Embodied AI traditionally encounters challenges when transferring skills acquired in high-fidelity simulations to unpredictable real-world situations. The sim-to-real gap is primarily due to differences in simulation fidelity and real-world scene complexities that are difficult to fully capture using high-resolution but cumbersome capture devices. The paper introduces EmbodiedSplat as a methodology to bridge this gap effectively, utilizing 3D Gaussian Splatting (GS) for mesh reconstruction derived from iPhone captures. This approach personalizes policy training, tuning it to specific scenes to optimize navigation policies within real-world settings.

Figure 1: Overview of EmbodiedSplat showing the sim-to-real transfer via 3D Gaussian Splatting using mobile phone captures.

Methodology

The EmbodiedSplat framework integrates four key stages: scene capture, 3D Gaussian Splat training, ImageNav episode synthesis, and real-world policy deployment. The process begins with the use of consumer-grade smartphones to capture deployment environments, leading to rapid subsequent mesh reconstruction.

Scene Capture and Gaussian Splats

Using Polycam and Nerfstudio on iPhones, the pipeline initiates by capturing scenes that are converted into 3D Gaussian Splats. DN-Splatter is employed for mesh conversion through a depth-and-normal regularization process. The reconstructed meshes are integrated into Habitat-Sim for training, where episodic navigation tasks are synthesized to prepare the policy for real-world evaluation.

Figure 2: The EmbodiedSplat Pipeline illustrating integration and deployment processes.

Experimental Design

The effectiveness of EmbodiedSplat is validated through a series of experiments split into zero-shot evaluations, fine-tuning scenarios, and real-world applications.

Zero-shot and Fine-tuning

Initial zero-shot testing reveals that pre-trained models on large-scale datasets (HM3D, HSSD) display varying success rates when directly transferred to new environments. Notably, fine-tuning significantly enhances performance, particularly in complex and large-scale scenes divergent from typical training datasets.

(Figure 3) (Figure 4)

Figures 4 & 5: Zero-shot validation success rates for different pretrained policies.

Real-world Transfer

The paper includes real-world validation where fine-tuned policies are deployed using a Stretch robot in a real scene.

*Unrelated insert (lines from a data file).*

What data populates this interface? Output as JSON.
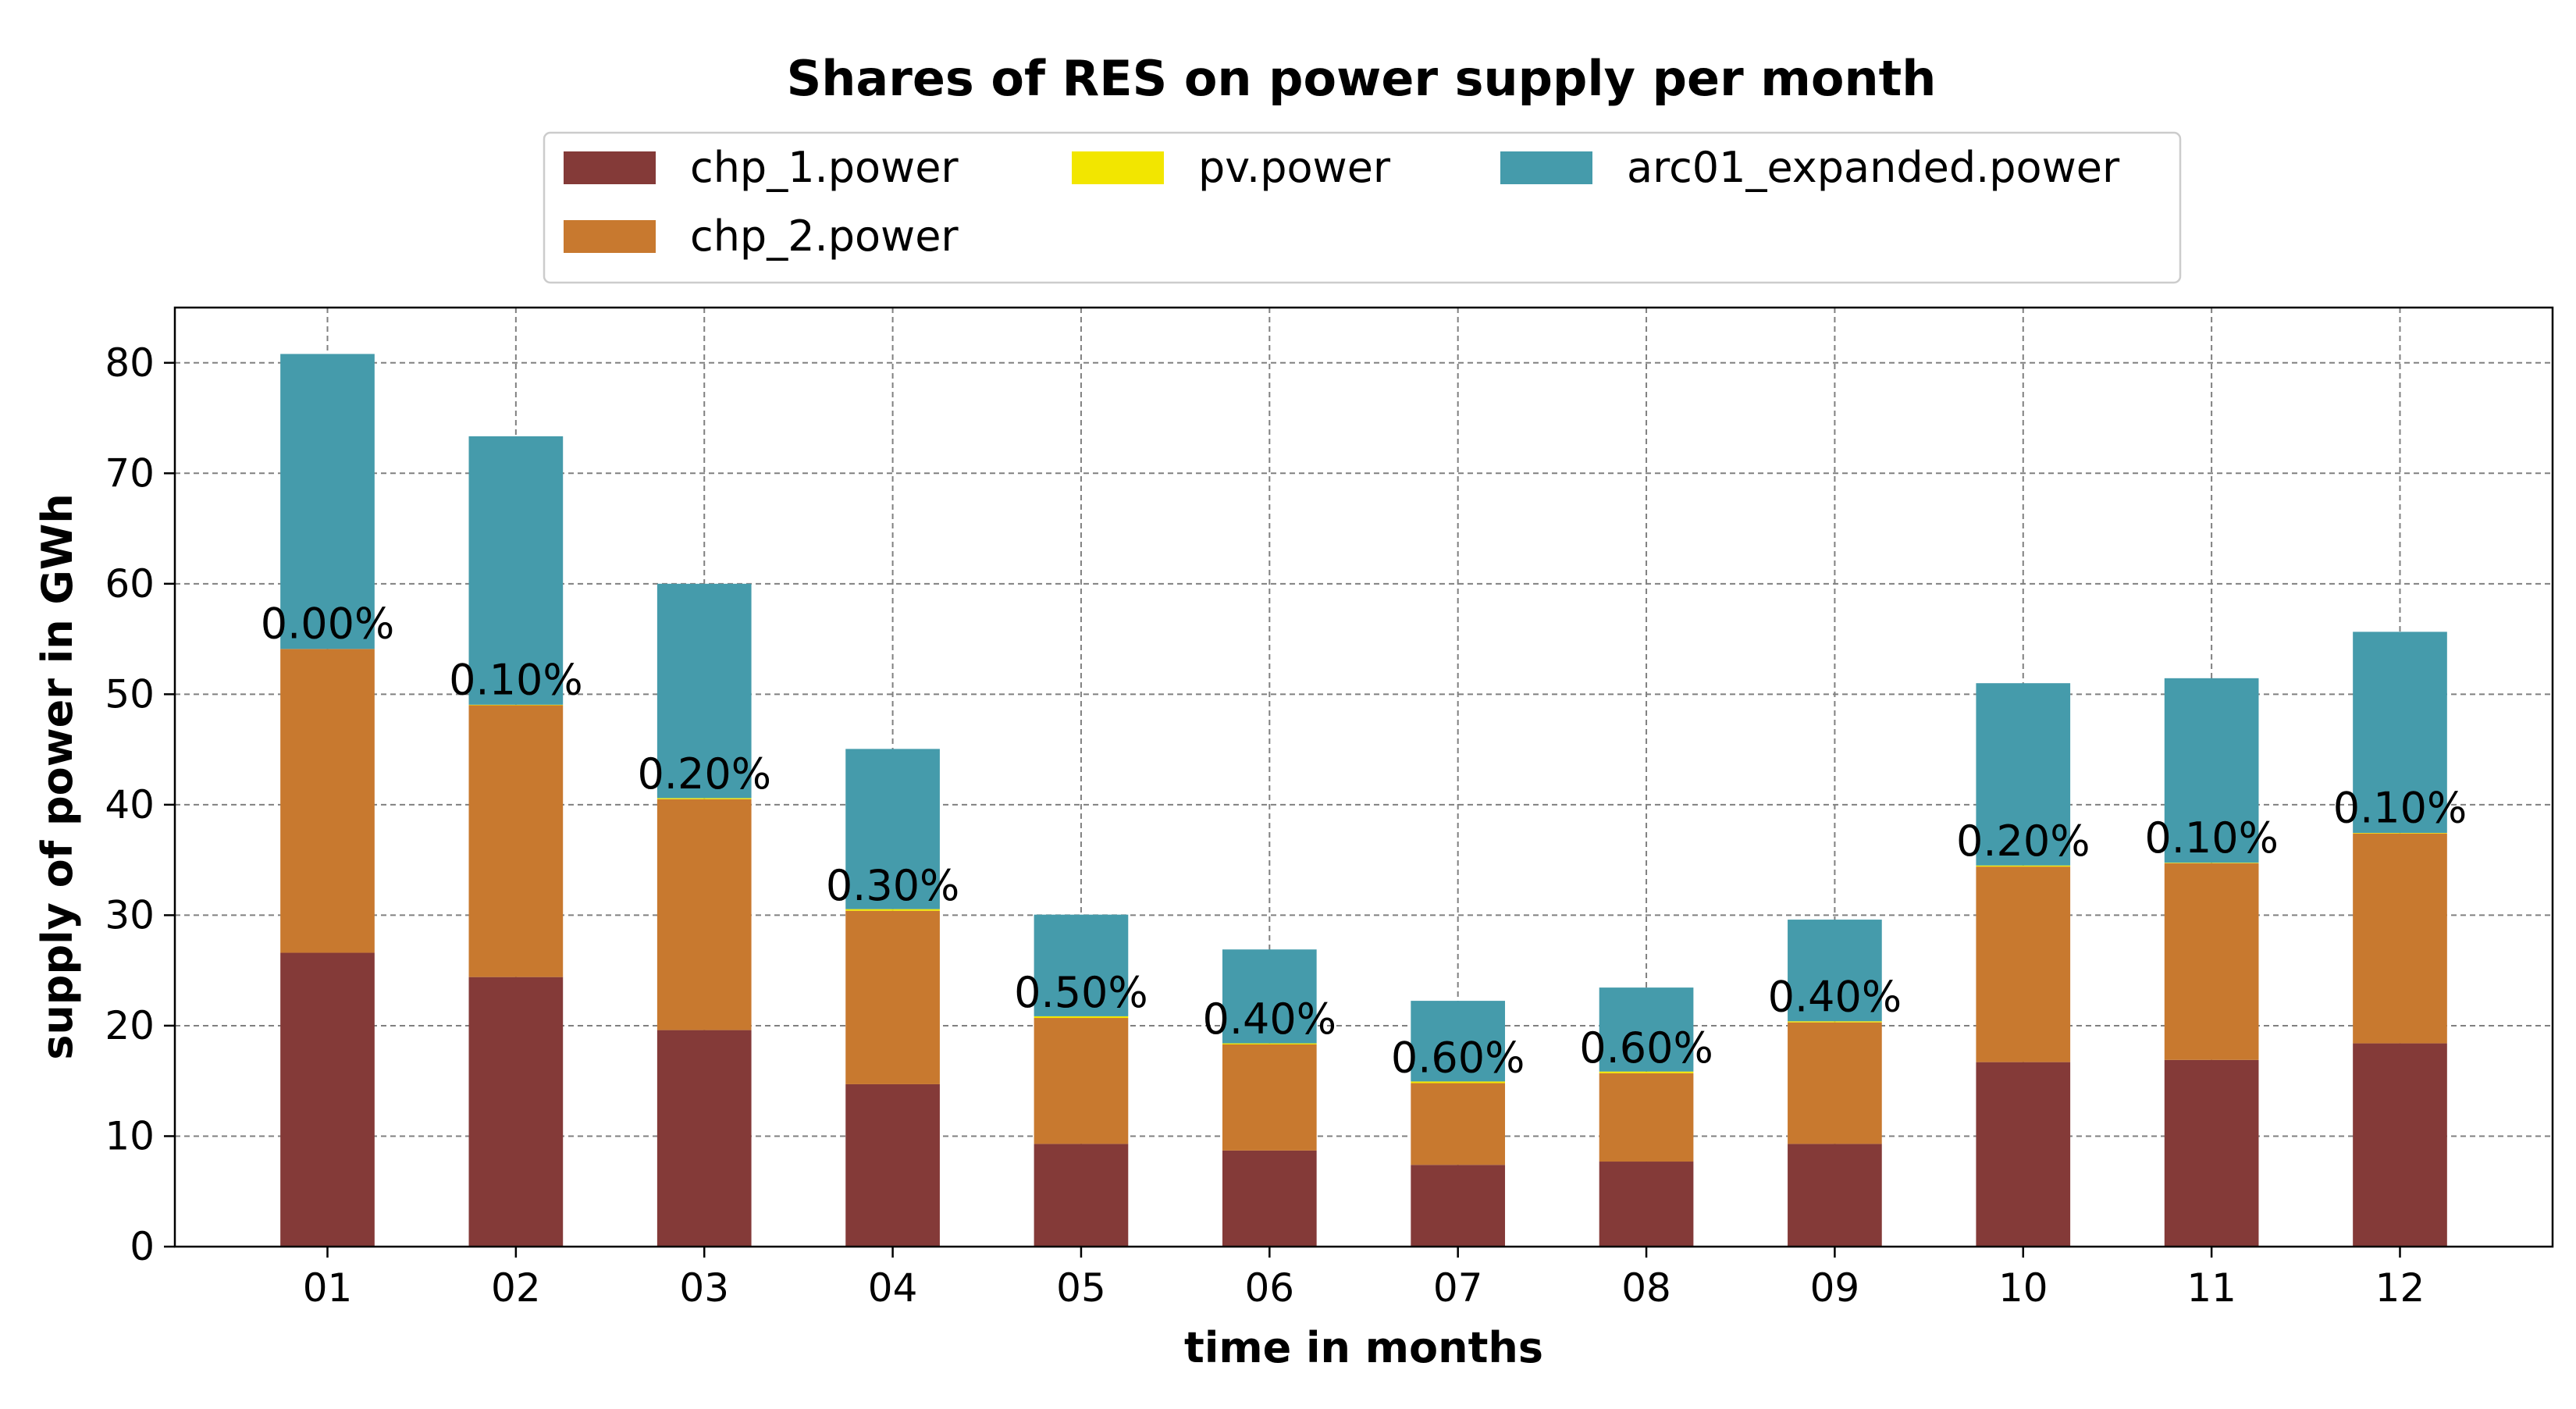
{
  "chart_data": {
    "type": "bar",
    "stacked": true,
    "title": "Shares of RES on power supply per month",
    "xlabel": "time in months",
    "ylabel": "supply of power in GWh",
    "ylim": [
      0,
      85
    ],
    "yticks": [
      0,
      10,
      20,
      30,
      40,
      50,
      60,
      70,
      80
    ],
    "grid": true,
    "legend_position": "top-center",
    "categories": [
      "01",
      "02",
      "03",
      "04",
      "05",
      "06",
      "07",
      "08",
      "09",
      "10",
      "11",
      "12"
    ],
    "series": [
      {
        "name": "chp_1.power",
        "color": "#843A38",
        "values": [
          26.6,
          24.4,
          19.6,
          14.7,
          9.3,
          8.7,
          7.4,
          7.7,
          9.3,
          16.7,
          16.9,
          18.4
        ]
      },
      {
        "name": "chp_2.power",
        "color": "#C8792F",
        "values": [
          27.5,
          24.6,
          20.9,
          15.7,
          11.4,
          9.6,
          7.4,
          8.0,
          11.0,
          17.7,
          17.8,
          19.0
        ]
      },
      {
        "name": "pv.power",
        "color": "#F2E600",
        "values": [
          0.0,
          0.05,
          0.1,
          0.15,
          0.15,
          0.1,
          0.15,
          0.15,
          0.1,
          0.1,
          0.05,
          0.05
        ]
      },
      {
        "name": "arc01_expanded.power",
        "color": "#459BAB",
        "values": [
          26.7,
          24.3,
          19.4,
          14.5,
          9.2,
          8.5,
          7.3,
          7.6,
          9.2,
          16.5,
          16.7,
          18.2
        ]
      }
    ],
    "data_labels": [
      "0.00%",
      "0.10%",
      "0.20%",
      "0.30%",
      "0.50%",
      "0.40%",
      "0.60%",
      "0.60%",
      "0.40%",
      "0.20%",
      "0.10%",
      "0.10%"
    ]
  }
}
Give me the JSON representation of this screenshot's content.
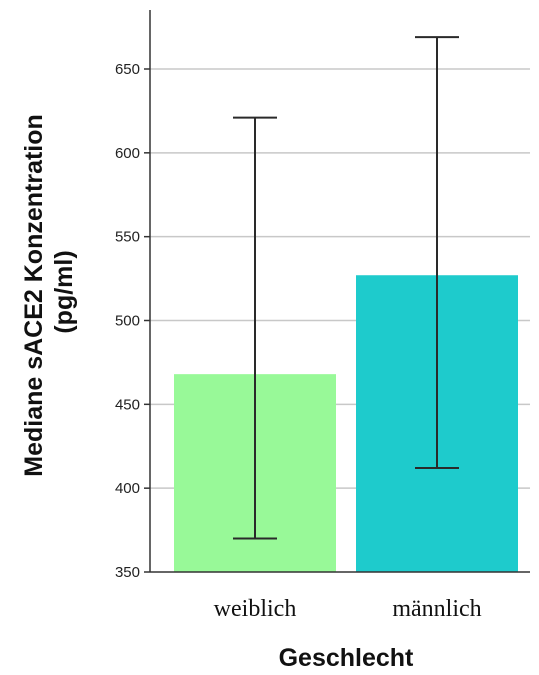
{
  "chart_data": {
    "type": "bar",
    "categories": [
      "weiblich",
      "männlich"
    ],
    "values": [
      468,
      527
    ],
    "error_low": [
      370,
      412
    ],
    "error_high": [
      621,
      669
    ],
    "ylim": [
      350,
      680
    ],
    "yticks": [
      350,
      400,
      450,
      500,
      550,
      600,
      650
    ],
    "ylabel_line1": "Mediane sACE2 Konzentration",
    "ylabel_line2": "(pg/ml)",
    "xlabel": "Geschlecht",
    "grid": true,
    "colors": [
      "#98f998",
      "#1ecbcc"
    ]
  }
}
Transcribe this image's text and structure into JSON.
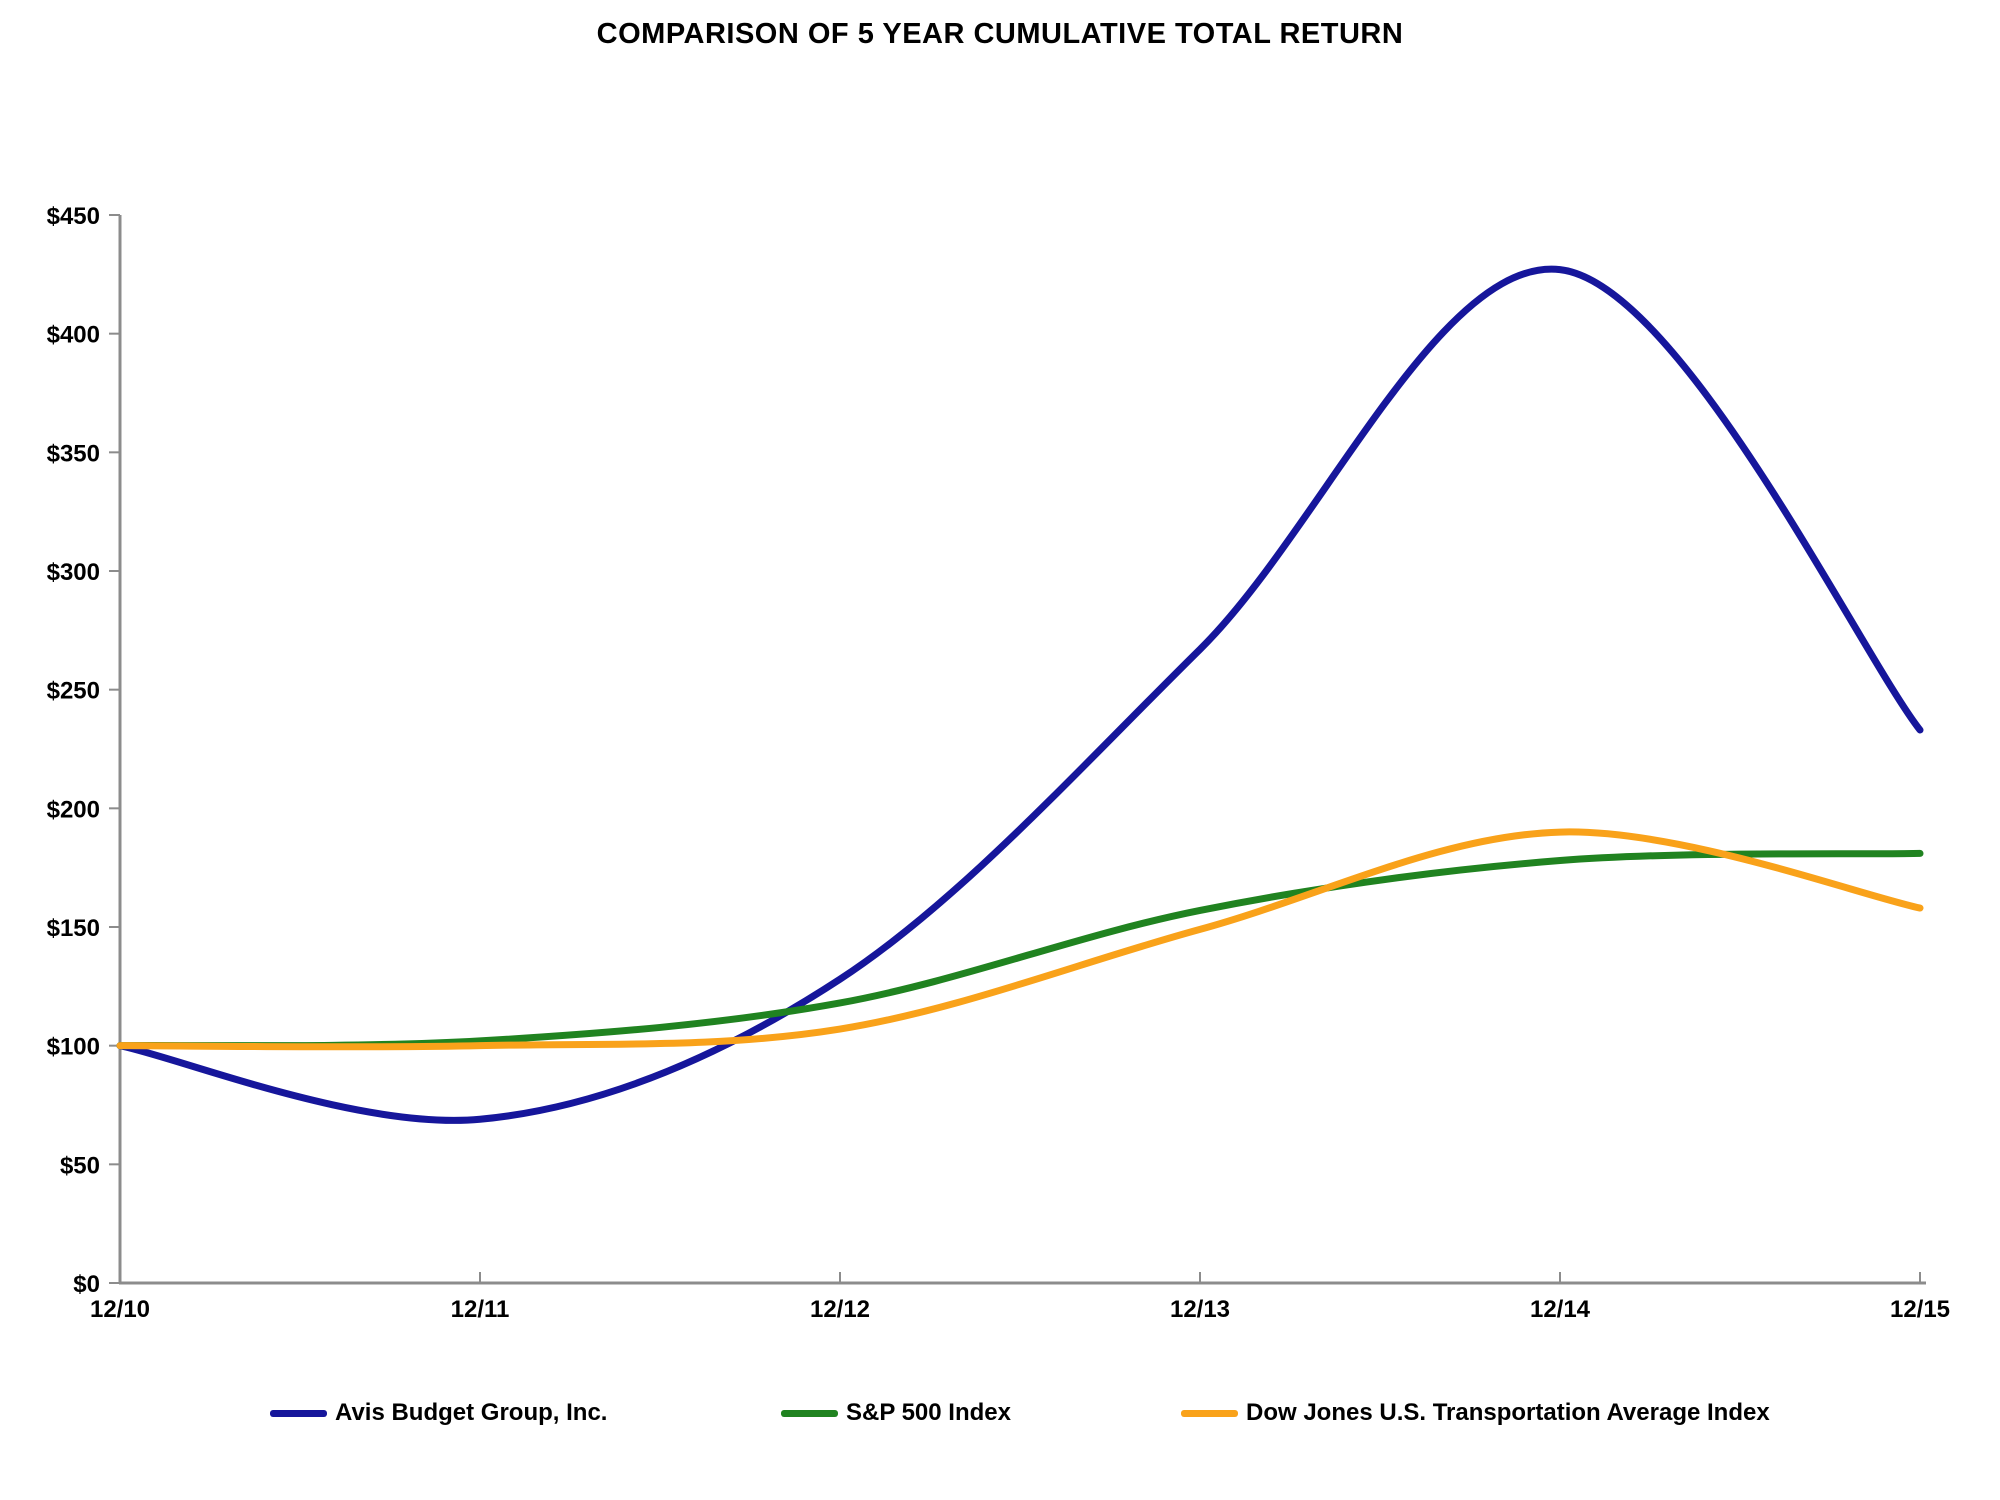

Fine-tuning not only improves success rates over zero-shot baselines but also resonates with improved performance in practice, as depicted by their real-world evaluation.

Figure 5: Real-world success rates demonstrating improvement post-fine-tuning on respective meshes.

Discussion and Future Work

EmbodiedSplat's contributions highlight a significant reduction in the cost and complexity associated with gathering effective training environments for navigation policies. The methodology provides an efficient solution for personalized and scenario-specific sim-to-real transfers, possibly extending to various robotics domains such as manipulation and mobile assistance.

Future research directions could explore integrating Gaussian Splatting visual data directly into policy architectures or testing similar methodologies in broader embodied tasks including object manipulation and complex room interaction. This scalability from small rooms to extensive building environments marks a notable potential advancement for minor and large-scale embodied AI systems.

Conclusion

EmbodiedSplat represents a promising stride in personalized navigation policy training using low-cost yet high-quality mesh reconstructions from consumer devices. By aligning simulation and real-world performance more closely, it addresses traditional limitations in embodied AI, paving the way for diverse applications across robotic systems and tasks.